In this harrowing memoir, she looks at the intersections of motherhood and mental health, which remain shrouded in stigma.

8. Nightb****

By Rachel Yoder
Fiction/Harvill Secker/Paperback/236 pages/$29.95/Buy here

In writer Rachel Yoder's debut on the feral feminine, an unnamed middle-class American mother, stuck at home with her two-year-old son, finds a patch of coarse hair sprouting on the nape of her neck. Her teeth grow sharper.
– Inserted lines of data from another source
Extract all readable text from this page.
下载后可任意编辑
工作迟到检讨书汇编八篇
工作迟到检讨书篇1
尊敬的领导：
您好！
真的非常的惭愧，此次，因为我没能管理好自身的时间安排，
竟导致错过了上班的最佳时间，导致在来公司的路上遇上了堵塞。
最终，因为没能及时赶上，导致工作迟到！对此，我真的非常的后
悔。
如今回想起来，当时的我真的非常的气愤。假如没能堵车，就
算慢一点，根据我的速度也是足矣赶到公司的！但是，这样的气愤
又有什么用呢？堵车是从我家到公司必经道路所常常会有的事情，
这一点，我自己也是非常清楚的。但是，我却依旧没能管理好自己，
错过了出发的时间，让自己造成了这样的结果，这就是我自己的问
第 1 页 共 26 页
"I think I'm turning into a dog," she says to her husband. Soon, she transforms into Nightb***h, prowling outside after dark and committing primal acts of violence.

9. Easy Beauty

PHOTO: VIRAGO

By Chloe Cooper Jones
Memoir/Virago/Paperback/288 pages/$31.96/Buy here

New York-based writer Chloe Cooper Jones was born with a rare physical condition called sacral agenesis, which affects her stature and gait. After she becomes a mother, Jones - a finalist for the 2020 Pulitzer Prize in feature writing - journeys from Brooklyn to Rome, Milan and Phnom Penh, unpacking the myths behind society's standards of beauty and desirability.

The title refers to what British philosopher Bernard Bosanquet described as "easy" beauty - that which is more straightforward and accessible. Difficult beauty, by contrast, requires more time, patience and concentration.

10. The Waiting

PHOTO: DRAWN & QUARTERLY

By Keum Suk Gendry-Kim, translated by Janet Hong
Graphic novel/Drawn & Quarterly/Paperback/248 pages/$43.78/Buy here

In present-day South Korea, a woman tells the story of her mother who was separated from her son in 1950 during the Korean War. It has been a lifetime of waiting. Will she get to see him again?

This fictional graphic novel, rendered in inky black-and-white drawings, was partly inspired by the author's mother, whose sister was left behind in Pyongyang, on the other side of the 38th parallel.